LOURDES
di Thierry Demaizière e Alban Teurlai
(Lourdes) REGIA: Thierry Demaizière e Alban Teurlai. FOTOGRAFIA: Alban Teurlai (Formato: Panoramico/Colore). MUSICA: Pierre Aviat. PRODUZIONE: Falabracks. DISTRIBUZIONE: 102 Distribution. GENERE: Documentario. ORIGINE: Francia. ANNO: 2020. DURATA: 95’.
La roccia della grotta di Lourdes viene accarezzata ogni anno da milioni di persone di origine e condizione diversa che lasciano il proprio segno, le proprie speranze, sogni, aspettative e dolori. A Lourdes convergono tutte le fragilità e tutta la povertà delle persone. Il santuario è un rifugio per i pellegrini che, spogliandosi degli orpelli della vita di tutti i giorni, si mettono letteralmente a nudo nelle piscine dove si immergono. I registi Thierry Demaizière e Alban Teurlai, sono andati ad incontrare questi pellegrini: pazienti ricoverati, malati, zingari, soldati e prostitute. Hanno ascoltato le loro preghiere sussurrate e documentato le loro vite tormentate da lunghi calvari. Al di là della fede, hanno ripreso Lourdes come un grande teatro antropologico dove si intersecano storie profondamente struggenti… “Con nostro grande stupore, non era mai stato fatto un documentario su Lourdes – dicono i registi – C’erano stati film e numerosi reportage televisivi, ma niente sui pellegrini, niente sulle loro motivazioni; perché vengono fino a qui? Che cosa sperano ? Che cosa rappresenta per loro la Vergine? Le riprese ci hanno coinvolto per quasi un anno. I primi giorni, eravamo sbalorditi. Lourdes presenta un’organizzazione militare, con migliaia di persone e orari calcolati al millimetro. In quel luogo si possono mettere da parte le proprie convinzioni private per individuare un «qualcosa» di straordinario. È questo «qualcosa» che ci incuriosiva – spiegano – avevamo l’intuizione che Lourdes dovesse essere un crogiolo di umanità dove accadeva «qualcosa» di eccezionale sulla condizione umana, qualcosa che superava persino la fede e che ci portava ad interrogarci su nostro rapporto con la sofferenza e la morte”.
* Nell’opera dei registi “non credenti” Demaizière e Teurlai c’è una sincera curiosità di fissare nelle immagini e nelle parole il “segreto” di Lourdes che continua ad interpellare ogni anno milioni di persone. In un’Europa senza dubbio confusa e non sempre così capace di speranza, ma al contempo alla ricerca della sua identità dentro ad un rinnovato contesto di pluralismo religioso, i due autori francesi partecipano alla riflessione con un’opera rigorosa, non concettuale, che intercetta l’essenza intima di Lourdes.

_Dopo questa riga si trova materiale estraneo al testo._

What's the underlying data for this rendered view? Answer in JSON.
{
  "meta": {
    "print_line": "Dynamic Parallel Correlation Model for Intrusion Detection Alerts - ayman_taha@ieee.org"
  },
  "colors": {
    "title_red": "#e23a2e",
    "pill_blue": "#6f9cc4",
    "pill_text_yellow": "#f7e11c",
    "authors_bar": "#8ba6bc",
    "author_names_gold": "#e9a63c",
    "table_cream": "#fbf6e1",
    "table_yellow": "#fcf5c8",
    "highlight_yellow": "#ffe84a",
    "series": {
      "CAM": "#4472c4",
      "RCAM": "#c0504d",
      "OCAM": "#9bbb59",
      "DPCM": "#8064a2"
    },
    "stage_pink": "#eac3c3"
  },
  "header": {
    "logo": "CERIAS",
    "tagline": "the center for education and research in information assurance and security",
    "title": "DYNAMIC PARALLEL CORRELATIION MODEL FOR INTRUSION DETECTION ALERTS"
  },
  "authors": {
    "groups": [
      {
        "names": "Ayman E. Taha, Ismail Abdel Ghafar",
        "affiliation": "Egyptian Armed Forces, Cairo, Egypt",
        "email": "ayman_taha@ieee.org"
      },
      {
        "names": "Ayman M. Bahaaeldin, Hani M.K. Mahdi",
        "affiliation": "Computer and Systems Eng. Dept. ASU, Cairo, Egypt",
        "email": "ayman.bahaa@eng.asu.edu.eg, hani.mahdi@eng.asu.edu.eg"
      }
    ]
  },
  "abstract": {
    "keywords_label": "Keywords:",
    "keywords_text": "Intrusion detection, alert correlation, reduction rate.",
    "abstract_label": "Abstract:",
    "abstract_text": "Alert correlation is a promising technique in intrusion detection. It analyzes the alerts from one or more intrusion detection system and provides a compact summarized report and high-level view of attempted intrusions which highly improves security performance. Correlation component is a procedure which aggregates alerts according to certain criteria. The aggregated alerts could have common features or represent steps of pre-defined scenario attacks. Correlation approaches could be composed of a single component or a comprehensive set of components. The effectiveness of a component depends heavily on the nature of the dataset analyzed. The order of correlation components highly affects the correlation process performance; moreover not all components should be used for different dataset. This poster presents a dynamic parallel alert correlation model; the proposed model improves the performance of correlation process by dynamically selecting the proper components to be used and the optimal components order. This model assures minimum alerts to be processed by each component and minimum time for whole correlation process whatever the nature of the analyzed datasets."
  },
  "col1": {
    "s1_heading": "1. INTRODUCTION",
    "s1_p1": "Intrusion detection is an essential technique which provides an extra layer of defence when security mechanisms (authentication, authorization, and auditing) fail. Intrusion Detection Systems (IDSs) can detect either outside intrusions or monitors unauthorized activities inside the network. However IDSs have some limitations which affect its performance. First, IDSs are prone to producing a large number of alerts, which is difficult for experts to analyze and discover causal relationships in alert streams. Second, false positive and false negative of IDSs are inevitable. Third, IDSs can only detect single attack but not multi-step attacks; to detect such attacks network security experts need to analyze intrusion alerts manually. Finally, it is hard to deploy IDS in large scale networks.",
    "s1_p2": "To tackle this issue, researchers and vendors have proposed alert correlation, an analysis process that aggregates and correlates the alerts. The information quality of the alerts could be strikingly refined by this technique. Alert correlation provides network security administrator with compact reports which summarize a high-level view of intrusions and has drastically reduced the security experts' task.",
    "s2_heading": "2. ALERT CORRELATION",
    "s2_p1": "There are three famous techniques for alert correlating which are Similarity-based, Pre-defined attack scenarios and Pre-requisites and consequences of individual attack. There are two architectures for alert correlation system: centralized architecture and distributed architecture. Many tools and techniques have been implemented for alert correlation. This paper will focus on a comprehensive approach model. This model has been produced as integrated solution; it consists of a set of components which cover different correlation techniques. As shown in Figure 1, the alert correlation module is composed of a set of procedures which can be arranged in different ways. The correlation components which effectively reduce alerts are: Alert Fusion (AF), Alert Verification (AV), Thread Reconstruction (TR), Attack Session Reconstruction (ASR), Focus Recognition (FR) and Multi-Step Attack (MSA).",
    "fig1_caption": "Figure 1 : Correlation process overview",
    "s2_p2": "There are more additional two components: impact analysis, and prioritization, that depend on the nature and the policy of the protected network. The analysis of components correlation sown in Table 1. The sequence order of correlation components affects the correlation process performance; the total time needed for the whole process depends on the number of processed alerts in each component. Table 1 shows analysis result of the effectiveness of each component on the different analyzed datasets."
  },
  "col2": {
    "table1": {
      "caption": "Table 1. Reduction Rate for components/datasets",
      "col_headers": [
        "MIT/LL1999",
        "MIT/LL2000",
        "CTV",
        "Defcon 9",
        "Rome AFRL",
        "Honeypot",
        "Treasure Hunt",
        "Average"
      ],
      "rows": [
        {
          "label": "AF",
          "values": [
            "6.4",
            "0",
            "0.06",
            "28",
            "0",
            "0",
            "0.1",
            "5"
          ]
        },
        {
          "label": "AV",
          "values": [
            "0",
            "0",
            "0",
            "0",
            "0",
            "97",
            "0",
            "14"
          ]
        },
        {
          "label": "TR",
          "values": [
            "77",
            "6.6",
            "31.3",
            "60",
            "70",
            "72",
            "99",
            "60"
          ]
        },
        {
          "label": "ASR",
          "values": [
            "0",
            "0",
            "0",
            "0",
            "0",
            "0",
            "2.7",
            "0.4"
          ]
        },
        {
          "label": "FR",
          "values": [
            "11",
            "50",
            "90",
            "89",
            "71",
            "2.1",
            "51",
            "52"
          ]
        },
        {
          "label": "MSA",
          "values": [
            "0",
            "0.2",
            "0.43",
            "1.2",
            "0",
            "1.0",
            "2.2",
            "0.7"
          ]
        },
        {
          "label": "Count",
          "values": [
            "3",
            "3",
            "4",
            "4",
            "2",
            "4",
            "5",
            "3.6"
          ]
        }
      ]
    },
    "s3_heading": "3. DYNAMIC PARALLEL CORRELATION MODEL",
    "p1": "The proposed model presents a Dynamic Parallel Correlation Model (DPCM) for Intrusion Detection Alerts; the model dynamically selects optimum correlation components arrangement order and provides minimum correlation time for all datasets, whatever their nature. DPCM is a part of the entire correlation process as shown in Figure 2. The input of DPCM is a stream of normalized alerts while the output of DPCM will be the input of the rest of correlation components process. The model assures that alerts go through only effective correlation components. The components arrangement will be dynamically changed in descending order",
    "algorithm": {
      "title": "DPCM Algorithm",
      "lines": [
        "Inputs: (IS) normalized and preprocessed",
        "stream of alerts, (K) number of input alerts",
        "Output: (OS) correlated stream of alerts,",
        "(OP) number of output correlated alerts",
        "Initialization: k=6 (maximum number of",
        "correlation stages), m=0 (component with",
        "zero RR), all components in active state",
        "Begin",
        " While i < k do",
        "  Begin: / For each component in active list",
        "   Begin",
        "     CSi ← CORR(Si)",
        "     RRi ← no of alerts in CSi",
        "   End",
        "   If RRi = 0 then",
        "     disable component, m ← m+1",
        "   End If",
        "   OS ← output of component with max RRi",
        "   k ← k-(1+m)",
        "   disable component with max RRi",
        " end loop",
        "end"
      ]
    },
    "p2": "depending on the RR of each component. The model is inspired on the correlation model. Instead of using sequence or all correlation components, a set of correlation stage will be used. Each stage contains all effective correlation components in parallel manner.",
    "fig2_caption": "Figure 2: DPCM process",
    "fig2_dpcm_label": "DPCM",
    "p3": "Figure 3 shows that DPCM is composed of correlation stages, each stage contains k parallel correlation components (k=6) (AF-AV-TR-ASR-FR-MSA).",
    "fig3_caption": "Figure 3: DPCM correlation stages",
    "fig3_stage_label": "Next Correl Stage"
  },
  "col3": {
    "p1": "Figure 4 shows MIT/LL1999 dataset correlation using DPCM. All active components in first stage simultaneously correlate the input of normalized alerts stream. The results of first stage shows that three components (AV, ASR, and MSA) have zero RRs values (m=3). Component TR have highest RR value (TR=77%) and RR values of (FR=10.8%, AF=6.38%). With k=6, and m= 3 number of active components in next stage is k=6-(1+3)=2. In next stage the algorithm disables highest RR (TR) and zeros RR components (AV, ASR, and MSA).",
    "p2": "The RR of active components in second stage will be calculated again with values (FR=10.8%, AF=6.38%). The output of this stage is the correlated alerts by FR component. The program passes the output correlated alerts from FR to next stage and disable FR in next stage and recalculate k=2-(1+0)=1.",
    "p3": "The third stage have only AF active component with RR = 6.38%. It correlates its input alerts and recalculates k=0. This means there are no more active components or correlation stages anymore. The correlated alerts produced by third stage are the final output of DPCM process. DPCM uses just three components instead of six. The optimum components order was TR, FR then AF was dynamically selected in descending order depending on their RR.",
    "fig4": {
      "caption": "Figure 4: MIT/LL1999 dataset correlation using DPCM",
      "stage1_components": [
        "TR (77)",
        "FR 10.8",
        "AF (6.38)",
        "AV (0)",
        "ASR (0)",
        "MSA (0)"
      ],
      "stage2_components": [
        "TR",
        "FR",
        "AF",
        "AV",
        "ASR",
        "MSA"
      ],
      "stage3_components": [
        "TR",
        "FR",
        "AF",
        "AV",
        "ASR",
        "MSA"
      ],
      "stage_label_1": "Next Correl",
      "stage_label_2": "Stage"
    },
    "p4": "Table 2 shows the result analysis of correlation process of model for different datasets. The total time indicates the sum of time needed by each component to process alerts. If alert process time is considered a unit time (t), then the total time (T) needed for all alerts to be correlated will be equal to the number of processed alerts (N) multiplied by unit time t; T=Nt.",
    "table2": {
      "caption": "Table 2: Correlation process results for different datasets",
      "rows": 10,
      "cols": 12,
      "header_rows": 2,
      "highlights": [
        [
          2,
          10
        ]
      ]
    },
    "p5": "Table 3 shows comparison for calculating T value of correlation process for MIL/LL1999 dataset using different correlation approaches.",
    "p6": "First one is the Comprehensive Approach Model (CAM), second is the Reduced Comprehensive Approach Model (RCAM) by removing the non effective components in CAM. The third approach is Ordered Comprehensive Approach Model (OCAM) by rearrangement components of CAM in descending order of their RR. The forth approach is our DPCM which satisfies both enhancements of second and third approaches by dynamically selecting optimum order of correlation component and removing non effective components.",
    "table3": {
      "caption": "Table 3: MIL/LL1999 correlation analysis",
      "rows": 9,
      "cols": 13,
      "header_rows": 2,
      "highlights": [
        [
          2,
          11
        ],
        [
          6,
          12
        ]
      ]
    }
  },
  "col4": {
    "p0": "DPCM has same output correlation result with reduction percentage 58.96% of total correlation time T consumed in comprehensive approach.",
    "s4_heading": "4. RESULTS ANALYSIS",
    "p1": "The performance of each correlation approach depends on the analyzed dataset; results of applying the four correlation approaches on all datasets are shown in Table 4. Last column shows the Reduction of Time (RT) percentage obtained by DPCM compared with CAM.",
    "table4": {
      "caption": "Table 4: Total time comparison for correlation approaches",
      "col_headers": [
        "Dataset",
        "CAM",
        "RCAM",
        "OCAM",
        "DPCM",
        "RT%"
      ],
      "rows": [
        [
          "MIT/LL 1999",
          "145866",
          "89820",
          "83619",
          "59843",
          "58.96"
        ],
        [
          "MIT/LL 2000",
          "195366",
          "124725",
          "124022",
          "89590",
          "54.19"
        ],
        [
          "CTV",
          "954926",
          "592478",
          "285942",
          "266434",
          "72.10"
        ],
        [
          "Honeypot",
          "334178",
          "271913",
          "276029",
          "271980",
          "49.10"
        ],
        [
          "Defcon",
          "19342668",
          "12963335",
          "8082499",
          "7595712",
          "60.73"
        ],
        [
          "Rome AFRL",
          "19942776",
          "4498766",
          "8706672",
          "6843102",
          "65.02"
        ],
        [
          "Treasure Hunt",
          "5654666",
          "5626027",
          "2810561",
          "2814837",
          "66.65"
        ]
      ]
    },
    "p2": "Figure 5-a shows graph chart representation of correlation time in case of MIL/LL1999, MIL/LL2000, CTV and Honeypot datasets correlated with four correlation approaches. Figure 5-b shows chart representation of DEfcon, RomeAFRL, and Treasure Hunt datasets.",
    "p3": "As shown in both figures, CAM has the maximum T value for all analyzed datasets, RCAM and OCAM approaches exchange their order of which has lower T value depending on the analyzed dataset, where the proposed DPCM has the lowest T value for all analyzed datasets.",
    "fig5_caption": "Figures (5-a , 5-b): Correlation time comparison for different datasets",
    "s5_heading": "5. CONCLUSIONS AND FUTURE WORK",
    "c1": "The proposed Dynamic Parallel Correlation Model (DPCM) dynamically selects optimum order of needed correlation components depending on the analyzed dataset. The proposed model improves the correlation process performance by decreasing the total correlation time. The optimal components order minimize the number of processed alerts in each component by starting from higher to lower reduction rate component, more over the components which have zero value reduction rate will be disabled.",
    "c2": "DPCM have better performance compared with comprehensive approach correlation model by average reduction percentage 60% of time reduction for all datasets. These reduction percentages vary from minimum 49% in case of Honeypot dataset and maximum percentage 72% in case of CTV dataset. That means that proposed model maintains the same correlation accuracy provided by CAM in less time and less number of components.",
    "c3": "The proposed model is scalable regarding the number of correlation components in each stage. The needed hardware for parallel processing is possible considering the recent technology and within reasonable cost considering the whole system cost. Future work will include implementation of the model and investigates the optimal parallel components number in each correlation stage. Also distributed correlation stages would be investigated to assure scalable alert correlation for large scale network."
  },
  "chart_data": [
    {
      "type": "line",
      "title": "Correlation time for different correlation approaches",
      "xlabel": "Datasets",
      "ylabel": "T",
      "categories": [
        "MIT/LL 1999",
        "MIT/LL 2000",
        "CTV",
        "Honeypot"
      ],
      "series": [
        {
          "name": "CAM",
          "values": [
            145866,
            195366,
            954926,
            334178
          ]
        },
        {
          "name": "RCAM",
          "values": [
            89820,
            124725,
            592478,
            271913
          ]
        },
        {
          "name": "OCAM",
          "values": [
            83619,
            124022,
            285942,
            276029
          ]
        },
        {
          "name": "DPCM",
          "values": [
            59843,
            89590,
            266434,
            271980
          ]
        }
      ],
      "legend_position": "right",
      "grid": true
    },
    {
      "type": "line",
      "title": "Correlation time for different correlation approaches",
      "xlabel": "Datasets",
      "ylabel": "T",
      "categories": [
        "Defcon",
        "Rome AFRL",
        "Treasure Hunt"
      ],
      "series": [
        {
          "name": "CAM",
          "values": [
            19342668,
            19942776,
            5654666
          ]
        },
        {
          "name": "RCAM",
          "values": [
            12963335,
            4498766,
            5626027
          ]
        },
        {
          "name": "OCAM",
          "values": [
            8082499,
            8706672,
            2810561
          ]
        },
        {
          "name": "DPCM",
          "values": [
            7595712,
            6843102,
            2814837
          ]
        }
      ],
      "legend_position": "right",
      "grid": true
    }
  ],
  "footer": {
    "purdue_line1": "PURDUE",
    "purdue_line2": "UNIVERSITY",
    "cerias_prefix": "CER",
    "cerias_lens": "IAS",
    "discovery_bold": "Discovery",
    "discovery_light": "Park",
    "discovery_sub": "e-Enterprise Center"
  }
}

Come Assisi è divenuta nel tempo la “città della pace”, dentro al messaggio cristiano di San Francesco, così allo stesso modo i due registi osservano quanto Lourdes sia divenuta la città dell’accoglienza gratuita e autentica di ogni forma di “paralisi” interiore e fisica, verso un desiderio di cambiamento che significa prima di tutto accettazione di questa condizione prima ancora che guarigione. Lourdes mette in scena la città spirituale che ha fatto della malattia la sua architettura, ma senza farne un ospedale. Ascoltando le testimonianze del documentario, sostenute da un montaggio che si fa preghiera, lo spettatore coglie tutta la commozione, una perturbazione interiore, che esiste attorno al rito di consegna della “paralisi”, necessario alla condizione umana, oltre ogni appartenenza sociale. E ancora arriva a conoscere le vasche di speranza, senza varcarle, capaci di lenire la fatica anche dei volontari, di ogni genere e vocazione, e i familiari che la regia restituisce nella loro umanità più nobile. Tutto ciò avviene con pudore senza mai cedere alla spettacolarizzazione della sofferenza. Fedeltà a Dio, a se stessi, alla propria famiglia, ai propri figli: ognuno arriva a Lourdes perché è “infermo” in qualche modo ma, in definitiva, per una questione d’amore che nessuno aveva ancora raccontato in questo modo al cinema, mostrando che la persona stessa si sta avvicinando ad un bene che non possiamo far mancare alla nostra vita, quel Bene che ci fonda perché qualcuno l’ha amato così tanto da dare la vita per accoglierlo lì.